S.C. Class of 2013 sets record for scholarships

  • Posted: Thursday, August 15, 2013 5:12 p.m., Updated: Thursday, August 15, 2013 11:30 p.m.

COLUMBIA — The South Carolina Education Department said the class of 2013 was offered a record $1.15 billion in college scholarships.

That tops the amount offered to last year’s public high school seniors by nearly $89 million.

In the Lowcountry, both Charleston and suburban Dorchester 2 school districts saw their scholarship totals rise for 2012-13, while the winnings in Berkeley and rural Dorchester 4 fell compared to the previous school year.

Charleston seniors earned a record $50 million in scholarships, up nearly $3 million from the previous year.

Suburban Dorchester 2 saw the biggest jump locally in its scholarship earnings, growing about $14 million to $37.3 million during the most recent school year.

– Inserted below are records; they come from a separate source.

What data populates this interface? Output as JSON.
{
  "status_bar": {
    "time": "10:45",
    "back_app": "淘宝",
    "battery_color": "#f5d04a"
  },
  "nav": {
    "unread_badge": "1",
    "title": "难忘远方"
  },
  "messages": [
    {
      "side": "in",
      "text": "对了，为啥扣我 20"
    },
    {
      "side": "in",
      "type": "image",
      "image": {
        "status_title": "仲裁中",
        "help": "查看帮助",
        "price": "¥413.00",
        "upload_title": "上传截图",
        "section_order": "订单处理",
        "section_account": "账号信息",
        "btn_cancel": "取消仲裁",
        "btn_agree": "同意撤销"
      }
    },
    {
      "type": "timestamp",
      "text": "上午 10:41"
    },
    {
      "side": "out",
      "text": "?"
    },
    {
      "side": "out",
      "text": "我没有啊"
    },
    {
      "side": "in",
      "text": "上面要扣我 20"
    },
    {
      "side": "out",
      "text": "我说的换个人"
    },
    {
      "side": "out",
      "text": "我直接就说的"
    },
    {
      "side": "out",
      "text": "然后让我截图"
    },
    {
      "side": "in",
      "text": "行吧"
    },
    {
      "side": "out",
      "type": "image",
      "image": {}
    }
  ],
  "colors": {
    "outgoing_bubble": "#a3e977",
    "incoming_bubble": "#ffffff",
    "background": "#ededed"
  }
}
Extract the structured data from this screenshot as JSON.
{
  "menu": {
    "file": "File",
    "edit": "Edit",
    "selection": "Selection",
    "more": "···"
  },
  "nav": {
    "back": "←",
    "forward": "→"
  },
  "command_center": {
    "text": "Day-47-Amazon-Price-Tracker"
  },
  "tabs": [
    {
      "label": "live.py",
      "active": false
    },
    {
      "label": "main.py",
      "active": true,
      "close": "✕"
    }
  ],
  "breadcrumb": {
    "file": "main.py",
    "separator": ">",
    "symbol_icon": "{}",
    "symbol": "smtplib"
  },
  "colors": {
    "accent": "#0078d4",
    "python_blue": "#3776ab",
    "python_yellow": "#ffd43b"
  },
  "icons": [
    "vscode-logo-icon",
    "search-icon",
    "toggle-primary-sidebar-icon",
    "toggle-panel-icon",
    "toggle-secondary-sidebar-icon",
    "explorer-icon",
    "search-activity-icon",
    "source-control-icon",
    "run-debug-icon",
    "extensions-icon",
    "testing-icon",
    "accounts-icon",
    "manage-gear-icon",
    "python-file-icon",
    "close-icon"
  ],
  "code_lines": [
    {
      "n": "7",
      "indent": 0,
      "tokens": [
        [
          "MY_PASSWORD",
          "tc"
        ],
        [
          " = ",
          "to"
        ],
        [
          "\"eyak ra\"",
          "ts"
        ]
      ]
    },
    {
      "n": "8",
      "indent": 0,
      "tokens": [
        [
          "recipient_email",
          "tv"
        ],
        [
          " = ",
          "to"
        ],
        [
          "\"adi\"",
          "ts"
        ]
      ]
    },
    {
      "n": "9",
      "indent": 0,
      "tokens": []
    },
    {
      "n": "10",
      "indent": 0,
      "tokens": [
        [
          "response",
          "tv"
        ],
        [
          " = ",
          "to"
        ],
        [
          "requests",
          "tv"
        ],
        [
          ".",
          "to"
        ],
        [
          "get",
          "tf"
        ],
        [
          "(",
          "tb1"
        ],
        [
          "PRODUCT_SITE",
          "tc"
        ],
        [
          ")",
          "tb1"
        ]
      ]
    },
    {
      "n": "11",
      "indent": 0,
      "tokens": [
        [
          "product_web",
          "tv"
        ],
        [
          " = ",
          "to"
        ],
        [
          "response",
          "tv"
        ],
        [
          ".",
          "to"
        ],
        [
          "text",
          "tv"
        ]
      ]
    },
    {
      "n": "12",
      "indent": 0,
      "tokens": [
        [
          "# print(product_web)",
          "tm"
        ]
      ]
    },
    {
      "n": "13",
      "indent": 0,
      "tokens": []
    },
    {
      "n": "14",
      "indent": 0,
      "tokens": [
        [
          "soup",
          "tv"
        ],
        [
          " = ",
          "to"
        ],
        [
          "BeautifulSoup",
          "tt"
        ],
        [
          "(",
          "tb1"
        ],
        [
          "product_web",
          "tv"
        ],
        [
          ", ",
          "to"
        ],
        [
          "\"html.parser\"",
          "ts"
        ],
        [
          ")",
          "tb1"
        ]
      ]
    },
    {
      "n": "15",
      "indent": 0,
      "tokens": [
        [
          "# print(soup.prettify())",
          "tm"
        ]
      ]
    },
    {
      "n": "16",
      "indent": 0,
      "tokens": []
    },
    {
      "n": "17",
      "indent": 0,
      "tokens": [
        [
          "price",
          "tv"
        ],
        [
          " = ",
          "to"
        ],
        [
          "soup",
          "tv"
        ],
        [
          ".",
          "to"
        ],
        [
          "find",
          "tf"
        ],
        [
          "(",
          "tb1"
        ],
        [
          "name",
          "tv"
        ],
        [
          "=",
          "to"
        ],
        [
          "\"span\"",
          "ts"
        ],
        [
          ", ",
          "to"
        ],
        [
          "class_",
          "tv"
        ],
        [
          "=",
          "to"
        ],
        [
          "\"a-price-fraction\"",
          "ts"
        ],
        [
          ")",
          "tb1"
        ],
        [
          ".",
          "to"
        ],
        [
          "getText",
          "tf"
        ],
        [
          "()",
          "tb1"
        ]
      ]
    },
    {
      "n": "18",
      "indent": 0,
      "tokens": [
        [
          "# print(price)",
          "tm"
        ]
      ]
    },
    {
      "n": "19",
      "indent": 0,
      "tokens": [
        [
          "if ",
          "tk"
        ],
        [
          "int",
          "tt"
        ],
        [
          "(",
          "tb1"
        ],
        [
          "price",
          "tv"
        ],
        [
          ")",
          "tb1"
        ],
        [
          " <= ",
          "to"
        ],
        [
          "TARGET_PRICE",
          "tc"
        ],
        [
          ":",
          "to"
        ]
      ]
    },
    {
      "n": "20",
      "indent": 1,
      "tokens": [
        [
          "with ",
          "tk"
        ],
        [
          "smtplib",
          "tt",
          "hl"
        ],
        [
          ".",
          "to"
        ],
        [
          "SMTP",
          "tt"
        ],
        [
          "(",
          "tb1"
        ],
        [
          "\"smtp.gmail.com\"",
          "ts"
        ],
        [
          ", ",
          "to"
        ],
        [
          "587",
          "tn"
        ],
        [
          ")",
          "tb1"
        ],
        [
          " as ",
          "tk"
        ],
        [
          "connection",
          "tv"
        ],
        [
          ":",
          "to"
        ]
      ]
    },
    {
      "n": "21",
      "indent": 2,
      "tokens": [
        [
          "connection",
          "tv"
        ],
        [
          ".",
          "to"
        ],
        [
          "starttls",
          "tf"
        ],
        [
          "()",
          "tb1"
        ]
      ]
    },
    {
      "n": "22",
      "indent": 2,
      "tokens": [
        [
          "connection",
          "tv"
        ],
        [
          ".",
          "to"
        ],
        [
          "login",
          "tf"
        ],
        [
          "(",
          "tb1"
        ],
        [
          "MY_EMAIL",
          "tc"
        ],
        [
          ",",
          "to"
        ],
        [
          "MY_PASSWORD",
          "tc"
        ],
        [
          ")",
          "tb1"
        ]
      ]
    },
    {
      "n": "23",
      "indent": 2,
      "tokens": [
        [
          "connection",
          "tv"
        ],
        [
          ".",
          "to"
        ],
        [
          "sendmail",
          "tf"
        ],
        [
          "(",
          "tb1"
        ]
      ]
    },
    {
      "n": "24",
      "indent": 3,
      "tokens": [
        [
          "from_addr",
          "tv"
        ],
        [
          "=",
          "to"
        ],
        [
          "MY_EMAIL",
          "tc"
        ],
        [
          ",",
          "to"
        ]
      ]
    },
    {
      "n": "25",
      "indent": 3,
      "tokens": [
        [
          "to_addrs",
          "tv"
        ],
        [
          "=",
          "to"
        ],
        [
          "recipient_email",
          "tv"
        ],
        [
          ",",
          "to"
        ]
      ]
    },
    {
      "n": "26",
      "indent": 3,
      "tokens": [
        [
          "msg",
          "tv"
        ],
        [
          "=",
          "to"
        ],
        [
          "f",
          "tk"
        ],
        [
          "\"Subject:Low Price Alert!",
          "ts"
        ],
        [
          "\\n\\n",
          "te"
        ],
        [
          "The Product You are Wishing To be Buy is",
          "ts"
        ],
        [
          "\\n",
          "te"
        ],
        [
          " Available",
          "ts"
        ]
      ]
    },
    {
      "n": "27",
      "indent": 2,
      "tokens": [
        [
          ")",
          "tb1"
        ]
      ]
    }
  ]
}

Sean Alford, assistant superintendent of curriculum and instruction in Dorchester 2, said the district’s scholarship total represent the hard work of students and teachers and the support of parents.

“The district’s focus on college and career readiness in every grade level justifies celebration by all students and teachers,” he said.

Berkeley County seniors had the biggest drop in scholarship earnings among local districts. The district’s record-setting amount of $38.8 million in 2011-12 fell to $38 million for the most recent school year. Rural Dorchester 4, which has only one high school, also saw its scholarship totals fall about $300,000 to $2.1 million.

The total includes scholarships not accepted by students.

It represents all scholarships offered to students as they consider which two- or four-year college to attend. The figures assume students keep all of their scholarships through graduation.

Scholarships funded by the state lottery accounted for one third of the total.

The state gathers the information from school districts, as well as charter schools, the governor’s schools in Hartsville and Greenville, and the School for the Deaf and the Blind.

The totals have risen yearly since the state began tracking the figure, from $684 million in 2007.

The Associated Press contributed to this story.